Le deuxième part d’un geste anodin et de bonne volonté de Fitz. Il se rend compte que le loup est fatigué et il veut lui donner de l’énergie. Mais, il a méprisé l’orgueil et la fierté du loup. La réponse est terrible. Oeil-de-Nuit se sent blessé, méprisé, rabaissé. Il est un noble guerrier, un puissant chasseur, un redoutable pisteur, pas un de ces herbivores ou un de ces animaux domestiques qui comptent sur les humains pour survivre. Il menace alors Fitz : « si tu recommences, je te quitte ! Je te quitte complètement et pour toujours ! Tu ne verras plus, tu ne toucheras plus ma conscience et tu ne sentiras même plus mon odeur près de tes pistes ! »

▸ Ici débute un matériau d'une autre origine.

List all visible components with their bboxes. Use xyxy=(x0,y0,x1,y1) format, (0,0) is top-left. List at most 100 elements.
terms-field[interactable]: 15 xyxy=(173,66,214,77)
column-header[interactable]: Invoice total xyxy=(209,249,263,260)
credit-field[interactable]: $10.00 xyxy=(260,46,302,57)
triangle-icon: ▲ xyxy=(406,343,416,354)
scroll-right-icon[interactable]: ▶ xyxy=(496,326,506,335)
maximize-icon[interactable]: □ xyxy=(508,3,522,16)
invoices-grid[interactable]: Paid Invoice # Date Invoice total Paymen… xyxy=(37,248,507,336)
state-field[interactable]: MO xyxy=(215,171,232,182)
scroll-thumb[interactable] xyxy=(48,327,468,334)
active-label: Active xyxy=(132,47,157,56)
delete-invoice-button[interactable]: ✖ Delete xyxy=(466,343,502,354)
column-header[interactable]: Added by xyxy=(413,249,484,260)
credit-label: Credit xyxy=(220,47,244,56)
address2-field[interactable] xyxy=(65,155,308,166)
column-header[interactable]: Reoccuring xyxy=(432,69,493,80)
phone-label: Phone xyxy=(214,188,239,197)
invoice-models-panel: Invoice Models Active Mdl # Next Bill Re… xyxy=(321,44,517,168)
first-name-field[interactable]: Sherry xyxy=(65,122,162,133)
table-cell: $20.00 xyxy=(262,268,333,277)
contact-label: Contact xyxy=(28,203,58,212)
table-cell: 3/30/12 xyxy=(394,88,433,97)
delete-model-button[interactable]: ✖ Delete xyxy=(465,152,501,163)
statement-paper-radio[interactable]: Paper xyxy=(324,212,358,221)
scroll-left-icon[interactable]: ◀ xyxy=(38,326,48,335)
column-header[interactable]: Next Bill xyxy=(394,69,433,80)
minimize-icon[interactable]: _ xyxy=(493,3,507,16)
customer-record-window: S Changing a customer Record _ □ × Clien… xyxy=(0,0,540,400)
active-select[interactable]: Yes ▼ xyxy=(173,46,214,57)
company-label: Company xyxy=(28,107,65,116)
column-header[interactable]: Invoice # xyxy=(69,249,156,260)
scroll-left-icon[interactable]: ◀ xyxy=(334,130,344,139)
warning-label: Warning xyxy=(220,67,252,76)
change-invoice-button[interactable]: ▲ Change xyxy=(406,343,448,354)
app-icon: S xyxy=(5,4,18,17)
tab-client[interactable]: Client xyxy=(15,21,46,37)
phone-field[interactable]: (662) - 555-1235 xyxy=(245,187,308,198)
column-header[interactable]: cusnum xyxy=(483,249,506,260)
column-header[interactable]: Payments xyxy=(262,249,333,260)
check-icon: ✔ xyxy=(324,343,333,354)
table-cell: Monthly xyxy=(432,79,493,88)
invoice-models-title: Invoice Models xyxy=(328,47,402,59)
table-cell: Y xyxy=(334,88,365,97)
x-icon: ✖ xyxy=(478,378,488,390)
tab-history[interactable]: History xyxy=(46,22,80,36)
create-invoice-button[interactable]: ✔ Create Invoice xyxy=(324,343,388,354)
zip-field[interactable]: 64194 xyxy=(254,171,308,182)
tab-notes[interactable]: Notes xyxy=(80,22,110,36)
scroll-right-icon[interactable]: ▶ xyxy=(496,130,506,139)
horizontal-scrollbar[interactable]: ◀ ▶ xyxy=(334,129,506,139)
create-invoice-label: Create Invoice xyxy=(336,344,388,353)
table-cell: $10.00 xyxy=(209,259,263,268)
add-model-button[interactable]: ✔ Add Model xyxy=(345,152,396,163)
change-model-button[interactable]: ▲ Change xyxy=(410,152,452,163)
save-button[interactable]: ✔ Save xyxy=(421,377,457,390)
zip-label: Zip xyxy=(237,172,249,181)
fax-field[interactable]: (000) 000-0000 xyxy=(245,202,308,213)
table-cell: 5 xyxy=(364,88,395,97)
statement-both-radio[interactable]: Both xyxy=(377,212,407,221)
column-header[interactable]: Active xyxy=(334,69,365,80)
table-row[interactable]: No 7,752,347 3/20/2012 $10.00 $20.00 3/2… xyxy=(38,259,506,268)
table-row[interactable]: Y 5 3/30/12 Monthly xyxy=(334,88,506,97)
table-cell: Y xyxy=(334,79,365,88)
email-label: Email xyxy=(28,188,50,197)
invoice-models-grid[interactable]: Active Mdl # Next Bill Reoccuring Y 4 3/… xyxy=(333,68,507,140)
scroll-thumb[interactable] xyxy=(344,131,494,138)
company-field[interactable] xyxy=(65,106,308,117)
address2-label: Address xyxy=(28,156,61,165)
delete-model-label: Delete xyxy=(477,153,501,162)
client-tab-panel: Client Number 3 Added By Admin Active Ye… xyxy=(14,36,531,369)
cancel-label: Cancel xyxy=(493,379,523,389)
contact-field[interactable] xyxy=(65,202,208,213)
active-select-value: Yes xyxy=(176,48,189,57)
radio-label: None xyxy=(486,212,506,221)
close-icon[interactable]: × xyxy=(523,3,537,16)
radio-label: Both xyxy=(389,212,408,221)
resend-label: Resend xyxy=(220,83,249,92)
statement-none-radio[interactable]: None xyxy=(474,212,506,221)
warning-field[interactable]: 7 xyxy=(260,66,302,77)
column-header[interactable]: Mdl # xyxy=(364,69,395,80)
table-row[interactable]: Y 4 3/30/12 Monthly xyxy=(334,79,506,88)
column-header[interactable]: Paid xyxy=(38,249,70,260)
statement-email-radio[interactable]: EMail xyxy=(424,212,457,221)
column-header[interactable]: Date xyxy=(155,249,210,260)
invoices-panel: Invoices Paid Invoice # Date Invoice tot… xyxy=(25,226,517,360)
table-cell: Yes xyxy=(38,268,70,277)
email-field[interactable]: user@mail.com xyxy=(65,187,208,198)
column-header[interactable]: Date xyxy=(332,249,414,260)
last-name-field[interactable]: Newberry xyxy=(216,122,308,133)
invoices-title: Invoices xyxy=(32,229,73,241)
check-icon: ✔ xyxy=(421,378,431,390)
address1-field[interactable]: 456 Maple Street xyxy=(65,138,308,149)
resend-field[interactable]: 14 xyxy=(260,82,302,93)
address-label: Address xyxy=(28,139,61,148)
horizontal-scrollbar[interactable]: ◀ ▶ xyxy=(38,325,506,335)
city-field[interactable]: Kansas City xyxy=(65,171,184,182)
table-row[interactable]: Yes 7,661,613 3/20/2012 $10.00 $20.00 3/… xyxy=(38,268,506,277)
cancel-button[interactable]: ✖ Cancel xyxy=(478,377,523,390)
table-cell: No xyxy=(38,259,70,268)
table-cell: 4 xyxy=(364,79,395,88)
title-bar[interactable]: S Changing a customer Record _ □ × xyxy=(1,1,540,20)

Fitz a grandi dans un univers où le Vif était mal vu et où il en a payé les conséquences. Burrich n’a eu de cesse de lui répéter que c’était une magie avilissante, que ça rabaissait un homme. Royal a cherché à le tuer en invoquant à cette perversion. Nombre de gens ont été surpris en voyant le loup apparaître. Il est difficile de trancher ; est-ce que Fitz a honte d’avouer publiquement son lien avec Oeil-de-Nuit ? Ce que l’on peut dire est qu’il l’expose sans souci auprès des gens avec qui il a une bonne relation : Heur, le Fou, Umbre, Kettricken, Astérie, etc. Certains découvrent que leur lien est plus que celui classique entre un maître et son animal : Laurier, Devoir et des gens des Pie. A chaque fois, Fitz louvoie, il n’est pas franc, cela énerve le loup. Oeil-de-Nuit en a marre de tous ses secrets, de cette manie de tout cacher. Il avait déjà dit à Fitz qu’il l’aimait entièrement et qu’il n’avait pas honte d’être lié à lui. Il insiste à nouveau lorsque Fitz fait face à un Pie. Le Pie devine que Fitz a le Vif même si le bâtard royal tente de le persuader du contraire. Oeil-de-Nuit le prend mal : « et tu pourras aussi me tuer et te tuer à ton tour ; ainsi personne ne saurait jamais ce que nous avons partagé. Ça resterait notre petit secret honteux ».

Fitz parvient à libérer Devoir de la marguette et des griffes des Pie. C’est une lutte acharnée, un combat intense qui laisse des traces. Devoir souffre mentalement et physiquement. Fitz est vidé de son énergie. La situation est identique pour le loup qui ne trouve pas dans un premier temps la force d’aller chasser. Et puis, il se redresse, s’en va seul pour une dernière chasse. Comme souvent, il ouvre la voie à Fitz, il s’assure qu’il n’y a pas de danger, il fait les repérages. Dans un dernier souffle, « il s’ouvrit, s’épanouit comme si le loup avait invité toutes les créatures du monde douées du Vif à partager notre union ». On avait déjà vu auparavant cet esprit de communion lors d’un exercice avait Kettricken. Il avait été à cette époque le symbole de gens vivants qui s’ouvrent au monde. Là, c’est le dernier coup d’éclat d’un loup qui s’éteint. Oeil-de-Nuit meurt.